Z kolei Zalewska po spotkaniu ze związkowcami zapewniała, że jej resort przedstawił kilka propozycji „liczonych w setkach milionów złotych”, które miałyby być wprowadzone od 1 września 2019 r. Minister podkreśliła jednak, że to samorząd decyduje o pensjach nauczycieli, ministerstwo ustala tylko pensje minimalne, z czym stanowczo nie zgodzili się związkowcy, twierdząc, że minister zrzuca odpowiedzialność na samorządy.

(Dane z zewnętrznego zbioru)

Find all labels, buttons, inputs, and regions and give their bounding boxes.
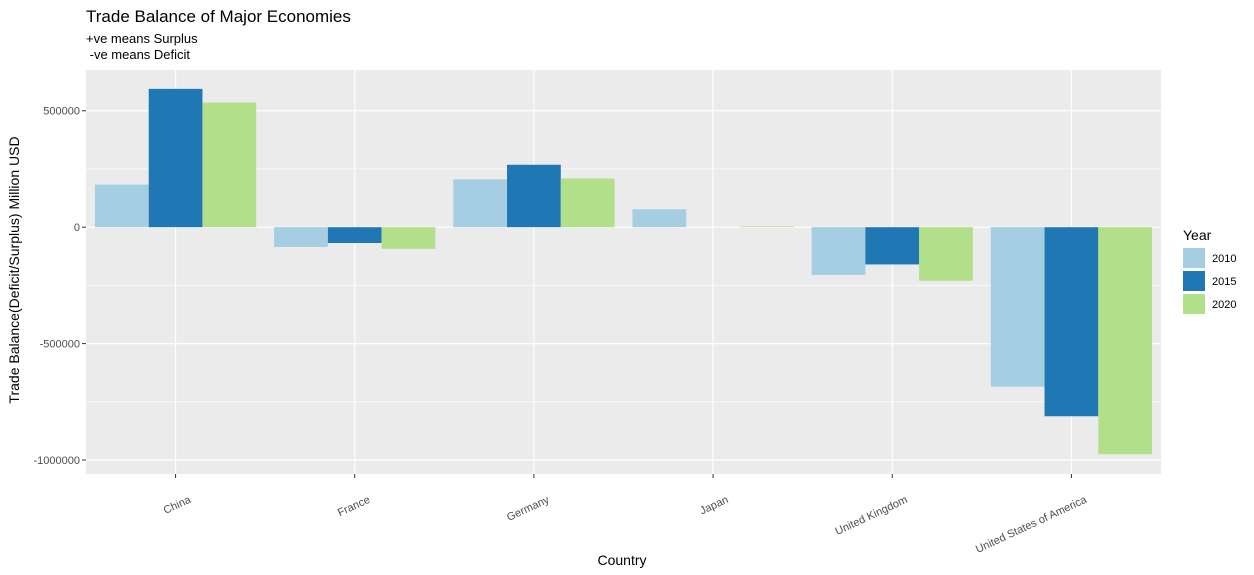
y-tick-label: -500000 <box>40 339 80 351</box>
chart-title: Trade Balance of Major Economies <box>86 7 351 26</box>
bar-2015-united-kingdom <box>865 227 920 265</box>
chart-subtitle-line-2: -ve means Deficit <box>86 47 190 62</box>
x-tick-label: United States of America <box>974 493 1090 555</box>
y-tick-label: 500000 <box>43 106 80 118</box>
bar-2015-united-states-of-america <box>1044 227 1099 417</box>
panel-background <box>86 70 1161 474</box>
x-axis-title: Country <box>597 552 646 568</box>
plot-panel <box>86 70 1161 474</box>
x-tick-label: United Kingdom <box>833 494 909 538</box>
x-tick-label: China <box>162 493 194 516</box>
bar-2020-united-kingdom <box>919 227 973 281</box>
legend-title: Year <box>1183 227 1212 243</box>
legend-swatch-2010 <box>1183 248 1205 268</box>
bar-2010-japan <box>632 209 687 228</box>
bar-2010-united-kingdom <box>811 227 866 275</box>
legend-swatch-2020 <box>1183 294 1205 314</box>
legend-swatch-2015 <box>1183 271 1205 291</box>
x-tick-label: Japan <box>698 494 730 518</box>
bar-2020-china <box>202 102 257 228</box>
bars <box>94 88 1153 455</box>
bar-2010-china <box>94 184 149 228</box>
y-axis: 500000 0 -500000 -1000000 <box>34 106 86 467</box>
bar-2015-china <box>148 88 203 228</box>
bar-2015-germany <box>507 164 561 228</box>
legend-label-2015: 2015 <box>1212 276 1236 288</box>
bar-2020-united-states-of-america <box>1098 227 1153 455</box>
legend-label-2020: 2020 <box>1212 299 1236 311</box>
bar-2020-japan <box>739 226 794 228</box>
x-tick-label: France <box>336 494 372 519</box>
y-tick-label: -1000000 <box>34 455 81 467</box>
y-axis-title: Trade Balance(Deficit/Surplus) Million U… <box>6 136 22 403</box>
bar-2020-france <box>381 227 436 249</box>
y-tick-label: 0 <box>74 222 80 234</box>
bar-2010-united-states-of-america <box>990 227 1045 387</box>
chart-subtitle-line-1: +ve means Surplus <box>86 31 198 46</box>
x-axis: China France Germany Japan United Kingdom Uni… <box>162 474 1090 556</box>
bar-2010-germany <box>453 179 508 228</box>
x-tick-label: Germany <box>505 494 552 524</box>
legend: Year 2010 2015 2020 <box>1183 227 1236 314</box>
bar-2020-germany <box>560 178 615 228</box>
bar-2015-france <box>327 227 382 244</box>
bar-2010-france <box>274 227 328 247</box>
legend-label-2010: 2010 <box>1212 253 1236 265</box>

Początkowo spotkanie ws. nauczycielskich pensji miało odbyć się o godz. 11. Szybko okazało się jednak, że negocjacje mogą się skończyć, zanim się jeszcze na dobre rozpoczęły. Wszystko przez to, że w siedzibie Centrum Społecznego „Dialog” pojawiło się „za dużo” osób. W sali na Annę Zalewską czekał główny zarząd ZNP (70 osób) oraz przedstawiciele innych związków zawodowych nauczycieli. W sumie w pomieszczeniu było prawie 100 osób.

Jak relacjonował ZNP w mediach społecznościowych, minister Zalewska miała stwierdzić, że w negocjacjach bierze udział zbyt wiele osób i należy opuścić salę. Następnie przenieść się do innego pomieszczenia i tam czekać na „wybranych związkowców”.

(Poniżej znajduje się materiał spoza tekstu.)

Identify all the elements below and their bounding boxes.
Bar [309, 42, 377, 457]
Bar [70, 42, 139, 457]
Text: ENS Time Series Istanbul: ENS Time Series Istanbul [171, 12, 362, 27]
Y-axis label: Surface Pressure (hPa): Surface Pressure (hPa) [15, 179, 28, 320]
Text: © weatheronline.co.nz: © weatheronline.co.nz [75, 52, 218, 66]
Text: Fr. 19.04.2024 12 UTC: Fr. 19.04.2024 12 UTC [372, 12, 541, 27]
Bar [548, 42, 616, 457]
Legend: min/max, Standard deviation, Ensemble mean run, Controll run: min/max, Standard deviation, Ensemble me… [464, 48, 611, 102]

Ostatecznie do około godzinnego spotkania doszło o godz. 13. Na jego zakończenie minister edukacji dostała w prezencie od związków pasek z kwotą nauczycielskiej pensji.

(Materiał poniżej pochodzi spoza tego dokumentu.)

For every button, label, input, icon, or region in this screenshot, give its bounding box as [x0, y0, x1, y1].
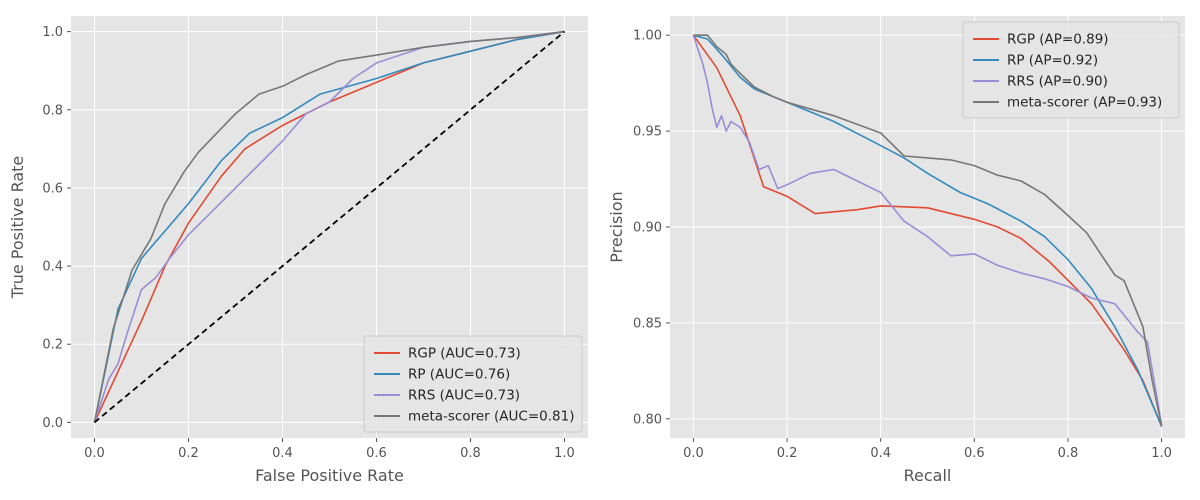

Nauczyciele domagają się m.in. podwyżek na poziomie 1000 zł, a także rozpoczęcia rozmów w sprawie nowego systemu wynagradzania nauczycieli, które doprowadzą do zwiększenia płacy zasadniczej w wynagrodzeniu ogólnym. Rząd twierdzi, że w budżecie nie ma pieniędzy, aby spełnić te wymagania.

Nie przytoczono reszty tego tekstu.